1 Décembre 2024
Des filles et des auteurs
Hugh Hefner n’a pas inventé les magazines masculins présentant des jeunes femmes dénudées mais revendiquant une certaine qualité. Avant de lancer son affaire, le jeune homme né à Chicago avait travaillé deux ans pour Esquire. Le magazine américain créé en 1933 (et toujours actif), mêlait déjà pin-up et mode masculine, débats et écrits de journalistes et auteurs en pointe (comme Norman Mailer).
C’est sur ce schéma qu’Hefner lance sa propre publication en 1953, avec, comme l’indique son nom, un focus sur la sexualité. Le 1er numéro, le 1er décembre 1953, affiche en couverture une Marilyn Monroe en pleine gloire hollywoodienne.
Dans l’Amérique corsetée des années 1950 et du début des années 1960, cette promotion d’un gentleman lifestyle fantasmatique, éduqué et impertinent, amateur de jolies filles et aux idées ouvertes sur la libéralisation des mœurs (pourvu qu’elles ne secouent pas trop sa prééminence de mâle) a joué un rôle dans la libéralisation de la société américaine. Mais peut-être pas si décisif qu’il le revendiquait.
Hefner a joué un rôle indéniable, via les articles de fond qu’hébergeait également son magazine, dans la promotion de la lutte pour les droits civiques des Afro-Américains. Témoin, un long entretien de Martin Luther King par Alex Harvey, en 1965.
Longtemps soutien du parti démocrate, Hefner s’en était progressivement éloigné, mais avait cependant soutenu la campagne de réelection d’Obama, en 2012.
Il est frappant que le Britannique Ian Fleming ait écrit ses romans consacrés à James Bond entre 1953 et 1964 (le premier film sortant en 1962). L’agent 007 peut apparaître comme l’archétype fantasmé auquel pourrait s’identifier le lecteur du Playboy d’alors. Fleming a d’ailleurs publié des nouvelles dans Playboy. Tout comme Jack Kerouac, le héros de la Beat Generation.
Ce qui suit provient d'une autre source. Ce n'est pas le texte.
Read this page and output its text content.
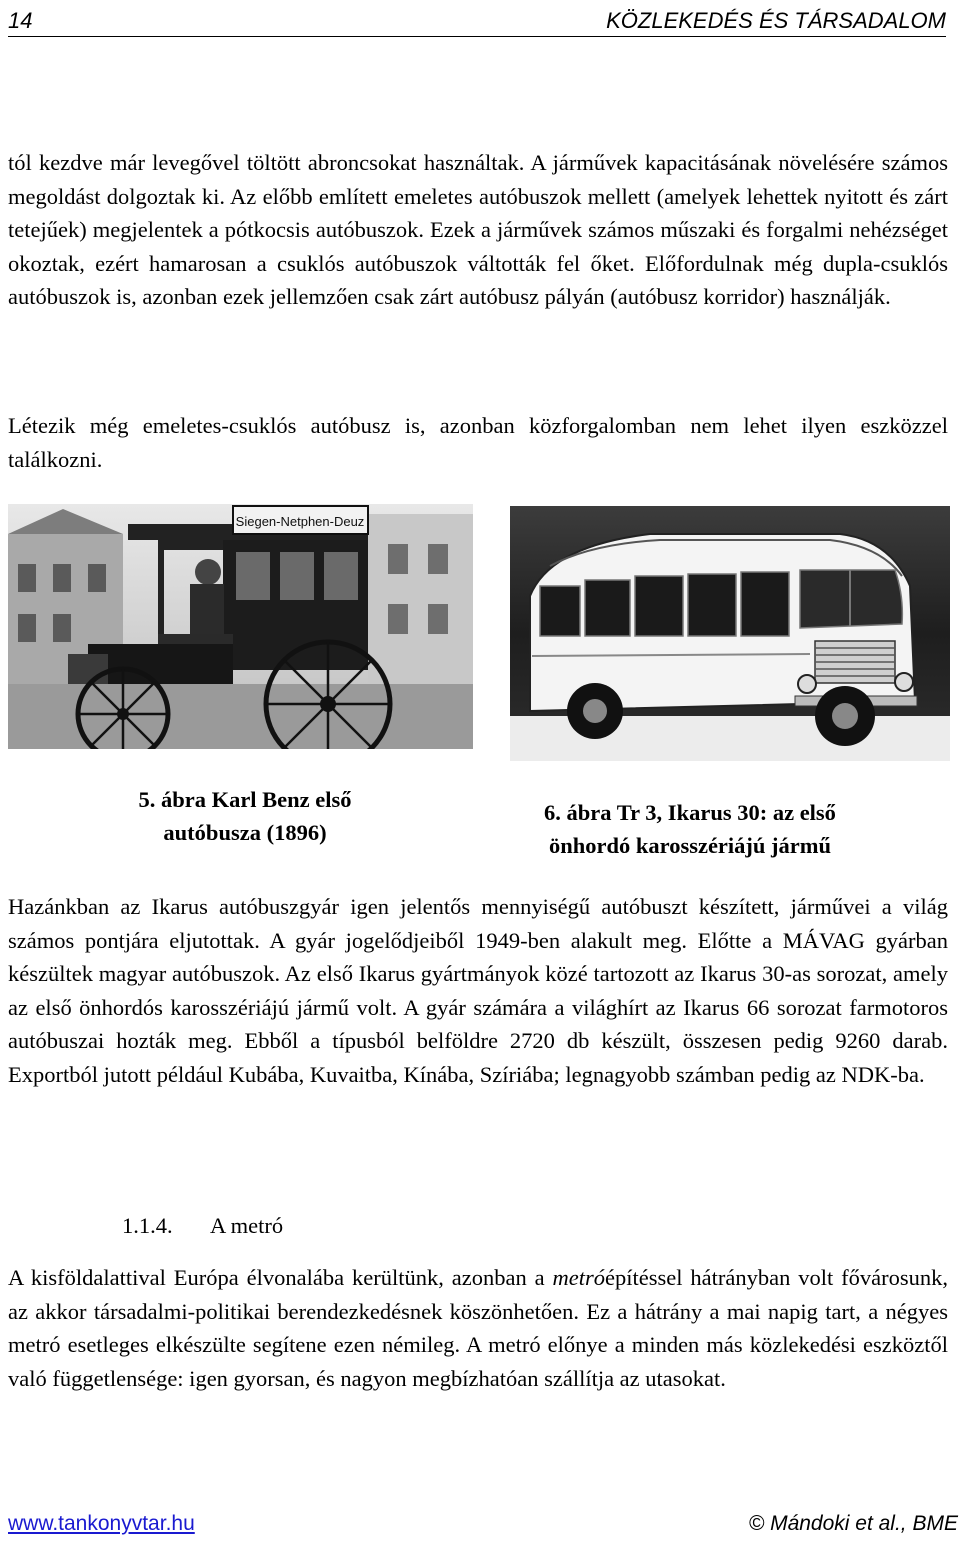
14	KÖZLEKEDÉS ÉS TÁRSADALOM

tól kezdve már levegővel töltött abroncsokat használtak. A járművek kapacitásának növelésére számos megoldást dolgoztak ki. Az előbb említett emeletes autóbuszok mellett (amelyek lehettek nyitott és zárt tetejűek) megjelentek a pótkocsis autóbuszok. Ezek a járművek számos műszaki és forgalmi nehézséget okoztak, ezért hamarosan a csuklós autóbuszok váltották fel őket. Előfordulnak még dupla-csuklós autóbuszok is, azonban ezek jellemzően csak zárt autóbusz pályán (autóbusz korridor) használják.

Létezik még emeletes-csuklós autóbusz is, azonban közforgalomban nem lehet ilyen eszközzel találkozni.

Siegen-Netphen-Deuz
5. ábra Karl Benz első
autóbusza (1896)
6. ábra Tr 3, Ikarus 30: az első
önhordó karosszériájú jármű

Hazánkban az Ikarus autóbuszgyár igen jelentős mennyiségű autóbuszt készített, járművei a világ számos pontjára eljutottak. A gyár jogelődjeiből 1949-ben alakult meg. Előtte a MÁVAG gyárban készültek magyar autóbuszok. Az első Ikarus gyártmányok közé tartozott az Ikarus 30-as sorozat, amely az első önhordós karosszériájú jármű volt. A gyár számára a világhírt az Ikarus 66 sorozat farmotoros autóbuszai hozták meg. Ebből a típusból belföldre 2720 db készült, összesen pedig 9260 darab. Exportból jutott például Kubába, Kuvaitba, Kínába, Szíriába; legnagyobb számban pedig az NDK-ba.

1.1.4. A metró

A kisföldalattival Európa élvonalába kerültünk, azonban a metróépítéssel hátrányban volt fővárosunk, az akkor társadalmi-politikai berendezkedésnek köszönhetően. Ez a hátrány a mai napig tart, a négyes metró esetleges elkészülte segítene ezen némileg. A metró előnye a minden más közlekedési eszköztől való függetlensége: igen gyorsan, és nagyon megbízhatóan szállítja az utasokat.

www.tankonyvtar.hu	© Mándoki et al., BME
En 1977, Playboy est au faîte de sa popularité, avec quelque 7 millions de numéros vendus chaque mois. Mais déjà, le contenu « qualitatif » (grands débats, écrivains en vogue) n’a plus le même impact.
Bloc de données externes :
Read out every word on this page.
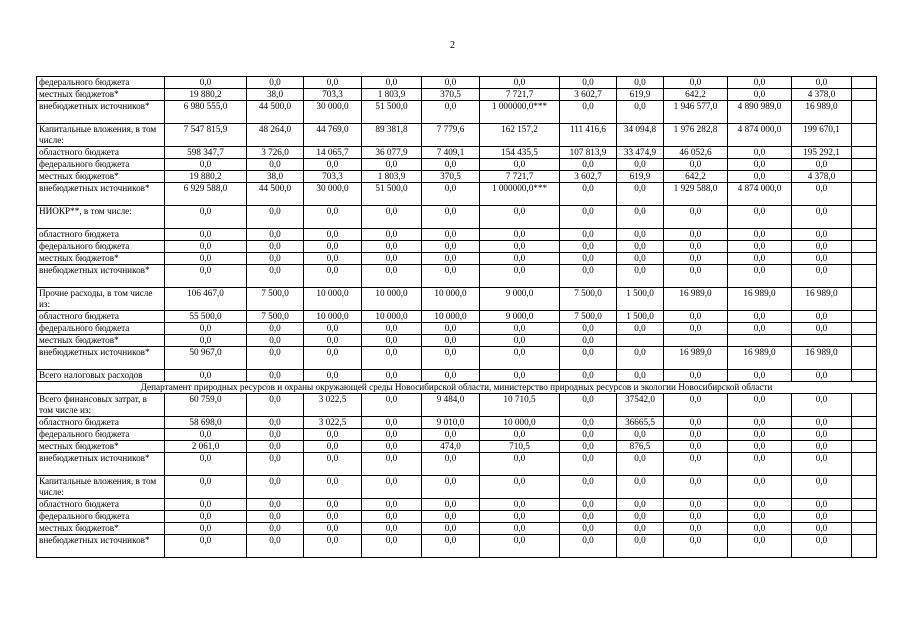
2
федерального бюджета	0,0	0,0	0,0	0,0	0,0	0,0	0,0	0,0	0,0	0,0	0,0	
местных бюджетов*	19 880,2	38,0	703,3	1 803,9	370,5	7 721,7	3 602,7	619,9	642,2	0,0	4 378,0	
внебюджетных источников*	6 980 555,0	44 500,0	30 000,0	51 500,0	0,0	1 000000,0***	0,0	0,0	1 946 577,0	4 890 989,0	16 989,0	
Капитальные вложения, в том числе:	7 547 815,9	48 264,0	44 769,0	89 381,8	7 779,6	162 157,2	111 416,6	34 094,8	1 976 282,8	4 874 000,0	199 670,1	
областного бюджета	598 347,7	3 726,0	14 065,7	36 077,9	7 409,1	154 435,5	107 813,9	33 474,9	46 052,6	0,0	195 292,1	
федерального бюджета	0,0	0,0	0,0	0,0	0,0	0,0	0,0	0,0	0,0	0,0	0,0	
местных бюджетов*	19 880,2	38,0	703,3	1 803,9	370,5	7 721,7	3 602,7	619,9	642,2	0,0	4 378,0	
внебюджетных источников*	6 929 588,0	44 500,0	30 000,0	51 500,0	0,0	1 000000,0***	0,0	0,0	1 929 588,0	4 874 000,0	0,0	
НИОКР**, в том числе:	0,0	0,0	0,0	0,0	0,0	0,0	0,0	0,0	0,0	0,0	0,0	
областного бюджета	0,0	0,0	0,0	0,0	0,0	0,0	0,0	0,0	0,0	0,0	0,0	
федерального бюджета	0,0	0,0	0,0	0,0	0,0	0,0	0,0	0,0	0,0	0,0	0,0	
местных бюджетов*	0,0	0,0	0,0	0,0	0,0	0,0	0,0	0,0	0,0	0,0	0,0	
внебюджетных источников*	0,0	0,0	0,0	0,0	0,0	0,0	0,0	0,0	0,0	0,0	0,0	
Прочие расходы, в том числе из:	106 467,0	7 500,0	10 000,0	10 000,0	10 000,0	9 000,0	7 500,0	1 500,0	16 989,0	16 989,0	16 989,0	
областного бюджета	55 500,0	7 500,0	10 000,0	10 000,0	10 000,0	9 000,0	7 500,0	1 500,0	0,0	0,0	0,0	
федерального бюджета	0,0	0,0	0,0	0,0	0,0	0,0	0,0	0,0	0,0	0,0	0,0	
местных бюджетов*	0,0	0,0	0,0	0,0	0,0	0,0	0,0					
внебюджетных источников*	50 967,0	0,0	0,0	0,0	0,0	0,0	0,0	0,0	16 989,0	16 989,0	16 989,0	
Всего налоговых расходов	0,0	0,0	0,0	0,0	0,0	0,0	0,0	0,0	0,0	0,0	0,0	
Департамент природных ресурсов и охраны окружающей среды Новосибирской области, министерство природных ресурсов и экологии Новосибирской области												
Всего финансовых затрат, в том числе из:	60 759,0	0,0	3 022,5	0,0	9 484,0	10 710,5	0,0	37542,0	0,0	0,0	0,0	
областного бюджета	58 698,0	0,0	3 022,5	0,0	9 010,0	10 000,0	0,0	36665,5	0,0	0,0	0,0	
федерального бюджета	0,0	0,0	0,0	0,0	0,0	0,0	0,0	0,0	0,0	0,0	0,0	
местных бюджетов*	2 061,0	0,0	0,0	0,0	474,0	710,5	0,0	876,5	0,0	0,0	0,0	
внебюджетных источников*	0,0	0,0	0,0	0,0	0,0	0,0	0,0	0,0	0,0	0,0	0,0	
Капитальные вложения, в том числе:	0,0	0,0	0,0	0,0	0,0	0,0	0,0	0,0	0,0	0,0	0,0	
областного бюджета	0,0	0,0	0,0	0,0	0,0	0,0	0,0	0,0	0,0	0,0	0,0	
федерального бюджета	0,0	0,0	0,0	0,0	0,0	0,0	0,0	0,0	0,0	0,0	0,0	
местных бюджетов*	0,0	0,0	0,0	0,0	0,0	0,0	0,0	0,0	0,0	0,0	0,0	
внебюджетных источников*	0,0	0,0	0,0	0,0	0,0	0,0	0,0	0,0	0,0	0,0	0,0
Début 2016, après un numéro présentant Pamela Anderson en couverture, Playboy avait renoncé à la nudité frontale dans ses pages. Comme tous les magazines de « charme », le magazine a été confronté à la concurrence féroce d’Internet et à la disponibilité d’images érotiques (et plus) en un clic. Ce recentrage n’a pas eu l’effet escompté. Un an plus tard, Playboy a renoué avec ses playmates sur papier glacé…
À noter, en France, le magazine était apparu en 1973 et avait disparu en 2011. Une version francophone est réapparue en décembre 2016, sous la forme d’un trimestriel.
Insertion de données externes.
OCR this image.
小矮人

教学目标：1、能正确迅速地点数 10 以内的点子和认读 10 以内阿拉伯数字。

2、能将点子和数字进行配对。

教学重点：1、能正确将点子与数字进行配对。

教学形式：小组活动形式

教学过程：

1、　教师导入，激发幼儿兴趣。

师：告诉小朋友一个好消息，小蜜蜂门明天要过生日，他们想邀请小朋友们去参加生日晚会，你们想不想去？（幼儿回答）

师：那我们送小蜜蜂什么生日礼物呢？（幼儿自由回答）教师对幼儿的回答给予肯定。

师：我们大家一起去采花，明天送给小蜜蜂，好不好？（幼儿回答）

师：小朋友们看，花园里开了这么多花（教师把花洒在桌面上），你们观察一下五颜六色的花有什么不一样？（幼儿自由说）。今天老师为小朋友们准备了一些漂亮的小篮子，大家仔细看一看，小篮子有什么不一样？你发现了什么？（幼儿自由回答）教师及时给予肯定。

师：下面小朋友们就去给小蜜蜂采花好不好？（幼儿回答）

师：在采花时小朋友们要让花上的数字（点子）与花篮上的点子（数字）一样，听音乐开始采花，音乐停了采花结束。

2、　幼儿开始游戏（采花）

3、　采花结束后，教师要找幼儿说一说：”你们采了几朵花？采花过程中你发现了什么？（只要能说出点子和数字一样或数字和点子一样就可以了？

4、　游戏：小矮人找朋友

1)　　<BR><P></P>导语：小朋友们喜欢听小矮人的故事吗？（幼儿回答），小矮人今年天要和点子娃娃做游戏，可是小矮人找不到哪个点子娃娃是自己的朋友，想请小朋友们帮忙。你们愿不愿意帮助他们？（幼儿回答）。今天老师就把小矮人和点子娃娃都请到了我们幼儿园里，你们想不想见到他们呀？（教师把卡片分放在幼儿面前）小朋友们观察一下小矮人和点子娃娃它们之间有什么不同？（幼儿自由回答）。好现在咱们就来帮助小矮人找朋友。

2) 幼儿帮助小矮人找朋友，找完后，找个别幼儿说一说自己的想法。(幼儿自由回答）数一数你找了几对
Le magazine ne représente cependant qu’une part de l’empire Playboy Enterprises. Sa section média comprend chaînes télé et sites Internet, au contenu essentiellement centré sur le charme.
Surtout, plus de la moitié des revenus proviennent des licences : le célèbre logo du lapin à nœud papillon est décliné sur des centaines de produits, et peut être interprété au premier comme au second degré : symbole d’une sensualité provocatrice ou clin d’œil gentiment transgressif.